To sports fans of a certain persuasion, there remains no greater management sim in history than Championship Manager 01/02. That’s not to say that its creator, Sports Interactive, has failed to produce more realistic, similarly immersive games since then—but many, myself included, retain an unbroken bond with that particular series entry because it married depth with speed. Seasons flew by at Concorde velocity, with transfers arranged in seconds and matches completed in minutes. If you wanted to dabble with training techniques or other such intricacies they were all there, yet skipping those finer details took nothing away from the overall experience.
While the sports may be different and the overarching theme more Uncle Sam than Auntie Beeb, baseball management sim OOTP 16 embodies everything that made that beloved edition of FM great. Be warned: the "just one more match" compulsion may override your instinct to do other important things like sleeping or washing up or, er, looking after your two-year-old daughter. (Yes, I’m going to hell.)
Matches whizz by in a blur, and can be micro-managed to whatever level you’re content with. Want to throw every pitch and swing every bat, but let your assistant handle nuances such as fielding positions and baserunning? Done. Plays are handled via wonderfully non-repetitive text commentary, while a basic 2D pitch shows player and ball placement. The link between these is your imagination: the game tells you David Ortiz has belted a match-winning homer, but it’s up to you to picture a packed stadium of fans celebrating it.
With 162 games in a single season, you’d be right to wonder whether things might slow down somewhere along the way. But OOTP packs in many methods of keeping things fresh. Player attributes (all out of 20) are updated every couple of months; factor in those changes alongside hot and cold streaks, trades, and the realistic frequency of injuries and there’s always thinking and tinkering to be done. Matches themselves come in all flavours: one-sided thrashings, victories snatched from defeat and vice versa, even ones that get rained off partway through—a new feature this year. On paper, this should be repetitive. It never, ever plays out that way.
Instead the deeper you delve, the more not only your team comes to life, but the world around it. You’re given more control of the in-game universe than most sports management sims offer—for instance, being able to select the elite All-Star teams each season should you so please. By switching on commissioner mode you’re even able to force through trades that match those in real life. Essentially, the AI provides the framework of a massive baseball world, but it’s yours to tailor, or indeed ruin, as you see fit.

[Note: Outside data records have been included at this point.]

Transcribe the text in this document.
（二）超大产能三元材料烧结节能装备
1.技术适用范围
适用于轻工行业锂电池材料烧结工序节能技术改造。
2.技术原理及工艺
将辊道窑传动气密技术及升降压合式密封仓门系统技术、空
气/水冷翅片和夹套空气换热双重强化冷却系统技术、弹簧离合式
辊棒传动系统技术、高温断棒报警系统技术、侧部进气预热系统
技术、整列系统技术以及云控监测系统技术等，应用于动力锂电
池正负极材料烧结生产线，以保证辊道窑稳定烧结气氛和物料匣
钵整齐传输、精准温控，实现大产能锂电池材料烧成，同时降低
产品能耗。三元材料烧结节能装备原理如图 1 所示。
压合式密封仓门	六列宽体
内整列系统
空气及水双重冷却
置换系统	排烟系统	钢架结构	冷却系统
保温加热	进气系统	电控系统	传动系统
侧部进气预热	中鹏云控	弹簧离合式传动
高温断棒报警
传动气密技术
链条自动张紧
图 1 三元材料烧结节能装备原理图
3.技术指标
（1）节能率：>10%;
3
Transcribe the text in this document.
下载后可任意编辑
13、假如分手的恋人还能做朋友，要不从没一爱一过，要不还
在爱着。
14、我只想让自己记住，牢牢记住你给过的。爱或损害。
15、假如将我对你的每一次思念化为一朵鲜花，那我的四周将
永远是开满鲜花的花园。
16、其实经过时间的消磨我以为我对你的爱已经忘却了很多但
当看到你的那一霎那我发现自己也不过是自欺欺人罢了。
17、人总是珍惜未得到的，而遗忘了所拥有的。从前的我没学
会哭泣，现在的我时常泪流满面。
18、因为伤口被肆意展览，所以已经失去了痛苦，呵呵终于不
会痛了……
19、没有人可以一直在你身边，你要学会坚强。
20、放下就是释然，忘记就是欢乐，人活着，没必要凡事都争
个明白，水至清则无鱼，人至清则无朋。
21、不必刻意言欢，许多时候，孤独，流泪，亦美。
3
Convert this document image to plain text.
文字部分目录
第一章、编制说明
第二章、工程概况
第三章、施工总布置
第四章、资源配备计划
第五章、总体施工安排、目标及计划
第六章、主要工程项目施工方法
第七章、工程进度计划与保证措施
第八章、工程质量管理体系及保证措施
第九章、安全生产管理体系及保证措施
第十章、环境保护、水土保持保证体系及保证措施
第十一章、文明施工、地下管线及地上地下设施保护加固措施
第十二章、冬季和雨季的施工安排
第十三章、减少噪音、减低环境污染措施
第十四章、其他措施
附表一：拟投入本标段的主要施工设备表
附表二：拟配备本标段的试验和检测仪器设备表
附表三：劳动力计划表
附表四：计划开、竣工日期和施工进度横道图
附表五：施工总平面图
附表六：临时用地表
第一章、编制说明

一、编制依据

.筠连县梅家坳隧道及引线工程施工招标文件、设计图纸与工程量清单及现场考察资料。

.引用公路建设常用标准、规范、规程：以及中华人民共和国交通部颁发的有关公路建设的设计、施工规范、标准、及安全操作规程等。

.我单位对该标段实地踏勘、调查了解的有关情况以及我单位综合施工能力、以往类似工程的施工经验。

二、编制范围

OOTP 2016 sees the official MLB license incorporated for the first time. That means real teams and players, with all the right logos and career statistics—although, bizarrely, no player pictures. (Thankfully, a wealth of fan-created packs can be used to rectify this via ‘Add-ons Central’, accessible from the start screen.) For baseball die-hards, an even bigger attraction is being able to replay any season from as far back as 1871, again with accurate teams, pitchers and batters. There can’t be a person on this earth keen to resuscitate the 1943 St Louis Browns, but the option is included anyway—just in case. Incredible.
If there’s one criticism, it’s that new players face an Alpine-steep learning curve. I’ve been playing for seven years, and still have to have certain assists (like field positioning) switched on to avoid being hammered by the AI. It’s such an accurate representation of real baseball that you’d need a degree in financial management to fully grasp your team’s long-term budget, and the sport’s complex arbitration rules—which decree out-of-contract players’ earnings—make as much sense in game as real life. Additional clarity in these areas would benefit virtual sluggers both new and old.
That being said, the odd confusing menu screen can’t detract from OOTP’s overall magnificence. The true measure of any world class game in this genre is whether it’s worth learning a new sport for. That was true of football favourite Championship Manager at the turn of the century, and puck-slapping upstart Eastside Hockey Manager in the mid-2000s. And without question, it applies here. This is a moonshot home run of a sports sim, and as perfect an introduction to American rounders as one could ever wish for.